The draft bill lists sensitive information infrastructure and classifies them as serious cyber crimes. These include energy, information, and communications, drinking water, health, banking and finance, security and emergency services, civil aviation, government operations, media, and data centers.

The draft bill states that such essential computers or computer systems are required to provide uninterrupted services and if they are damaged or compromised, the availability of essential services may be affected. The owners of such sensitive information infrastructure are required to comply with the conditions and norms laid down by the Centre, provide the necessary information, report cyber security incidents, and conduct cyber security audits and risk assessments.

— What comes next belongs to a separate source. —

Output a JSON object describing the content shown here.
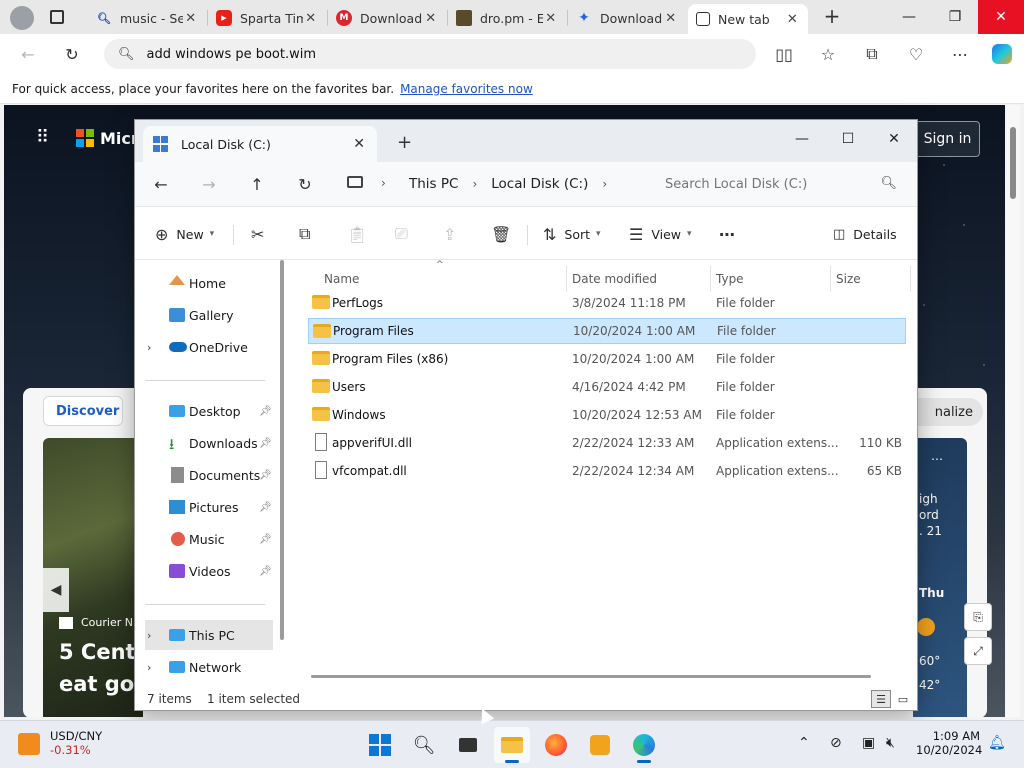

The provisions relating to cyber security risks and incidents are covered in a separate paragraph. Wherein, if any information is received about a cyber security risk or incident, the center may appoint a cyber security officer to review or evaluate it and a senior cyber security officer to handle serious cyber security incidents Responsible for investigation and investigation.

Further, critical issues such as user security, user data protection, phishing, data theft, character assassination through social media, and prevention of unauthorized access to personal devices have not been covered in the bill.

Nepal Telecom Authority Director Bijay Kumar Roy, while delivering the welcome address at the discussion and interaction program on the Bill, said that there has been an increase in incidents like spam, phishing, social engineering, and character assassination through social media, hate speech, etc. World.

However, the draft Bill does not address such incidents. Director Roy said that discussions and suggestions have been started for the purpose of covering the missing. “Not everything can be covered by the bill alone,” he said.